Counts Lab


Lab Personnel


Noradrenergic Pathology in MCI and AD

Pontine noradrenergic locus coeruleus (LC) projection neurons mediate attention and memory, and we recently demonstrated that LC neuron loss occurs in MCI and correlates with poorer cognitive function. The goal of this project is to test the extent to which LC degeneration promotes cognitive impairment in AD by driving forebrain cerebrovascular dysfunction. We are approaching this goal in three ways.

First, we are using selective immunotoxins to lesion the LC in Tg344-19 AD rats, a well-characterized rodent model of AD, in the presence or absence of the norepinephrine (NE) pro-drug L-DOPS or the NE reuptake inhibitor atomoxetine. These animals are then assessed for 1) memory function in behavioral tasks, 2) cortical perfusion and neurovascular coupling by MRI, 3) ex vivo vessel physiology (Dorrance link), 5) neurochemical analysis via HPLC (Lipton link) and 4) postmortem quantification of vascular (e,g., blood-brain barrier [BBB] permeability), and AD-like pathology.

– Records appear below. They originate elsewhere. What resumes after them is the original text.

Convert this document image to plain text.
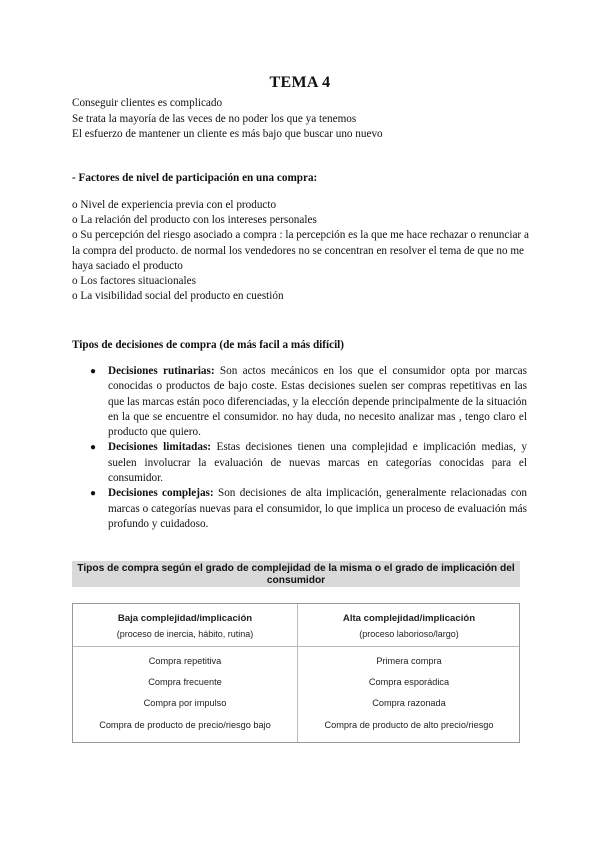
TEMA 4
Conseguir clientes es complicado
Se trata la mayoría de las veces de no poder los que ya tenemos
El esfuerzo de mantener un cliente es más bajo que buscar uno nuevo
- Factores de nivel de participación en una compra:
o Nivel de experiencia previa con el producto
o La relación del producto con los intereses personales
o Su percepción del riesgo asociado a compra : la percepción es la que me hace rechazar o renunciar a la compra del producto. de normal los vendedores no se concentran en resolver el tema de que no me haya saciado el producto
o Los factores situacionales
o La visibilidad social del producto en cuestión
Tipos de decisiones de compra (de más facil a más difícil)
● Decisiones rutinarias: Son actos mecánicos en los que el consumidor opta por marcas conocidas o productos de bajo coste. Estas decisiones suelen ser compras repetitivas en las que las marcas están poco diferenciadas, y la elección depende principalmente de la situación en la que se encuentre el consumidor. no hay duda, no necesito analizar mas , tengo claro el producto que quiero.
● Decisiones limitadas: Estas decisiones tienen una complejidad e implicación medias, y suelen involucrar la evaluación de nuevas marcas en categorías conocidas para el consumidor.
● Decisiones complejas: Son decisiones de alta implicación, generalmente relacionadas con marcas o categorías nuevas para el consumidor, lo que implica un proceso de evaluación más profundo y cuidadoso.
Tipos de compra según el grado de complejidad de la misma o el grado de implicación del consumidor
Baja complejidad/implicación
(proceso de inercia, hábito, rutina)
Alta complejidad/implicación
(proceso laborioso/largo)
Compra repetitiva
Compra frecuente
Compra por impulso
Compra de producto de precio/riesgo bajo
Primera compra
Compra esporádica
Compra razonada
Compra de producto de alto precio/riesgo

Second, microvessels from control and lesioned Tg344-19 AD rats­–as well as microvessels from NCI, MCI and AD subjects–will be accessed by laser capture microdissection and queried by RNA sequencing. Target genes and pathways that are dysregulated in both lesioned rat and MCI/AD microvessels will be validated quantitatively for protein expression alterations and cell subtype specificity. 

Third, validated target genes and pathways will be tested for their role in vascular dysfunction and/or protection pathways via mechanistic assays in 3D cell culture models.

If successful, these studies will show that 1) LC degeneration impacts AD clinical symptomology via the dysregulation of cerebrovascular function and pathology during the earliest stages of AD, and that 2) targeting noradrenergic mechanistic pathways in microvessels may allow for more comprehensive disease modification in AD by reducing vascular contributions to cognitive impairment.

Basocortical Pathology in MCI and AD

This project is part of the NIH-funded Program Project Grant (PPG), “Neurobiology of mild cognitive impairment (MCI) in the elderly,” which has been continuously funded since 1997 and has produced over 250 papers on the molecular pathology of MCI and preclinical AD (*LINK*).

Our current goal is to understand key mechanisms underlying the spread of tau-mediated neurofibrillary tangle (NFT) pathology within the highly integrated, selectively vulnerable cholinergic nucleus basalis-default mode network (Ch4-DMN) connectome during the transition from no cognitive impairment (NCI) to MCI. We are approaching this goal in three ways.

First, we are quantifying the spatiotemporal evolution of tau pathology within the Ch4-DMN connectome by using site-specific tau antibodies and unbiased stereology in postmortem tissue from subjects categorized as low pathology (LP)-NCI, high pathology (HP)-NCI, MCI, or AD.

Second, we are identifying dysregulated microRNAs targeting tau metabolism in HP-NCI and MCI by using laser capture microdissection of pre-tangle-bearing DMN cortical neurons, followed by RNA sequencing, bioinformatics, and validation studies.

Third, we are homing in on microRNA interactions with tau and tau metabolic pathways that either promote or rescue tau pathology, using multiple in vitro and in vivo techniques.

We are also interrogating cholinergic, synaptic, amyloid, inflammatory, RNA splicing, and novel pathways in collaboration with other PPG projects. If successful, these studies will identify critical upstream regulators of tau metabolism related to the pathological aggregation and circuit-based spread of tau pathology within the Ch4-DMN connectome prior to MCI, thus revealing new targets for therapy.

AD Biomarker Studies

We are currently engaged in multiple efforts with the Michigan AD Research Center, Mercy Health Saint Mary’s Hospital, and Spectrum Hospital to identify blood biomarkers that differentiate healthy control patients from those in the early stages of AD. Strategies include both targeted and unbiased transcriptomic and proteomic analyses of patient samples. The identification of people at greatest risk for conversion to AD would allow for interventions during the therapeutic window for disease modification.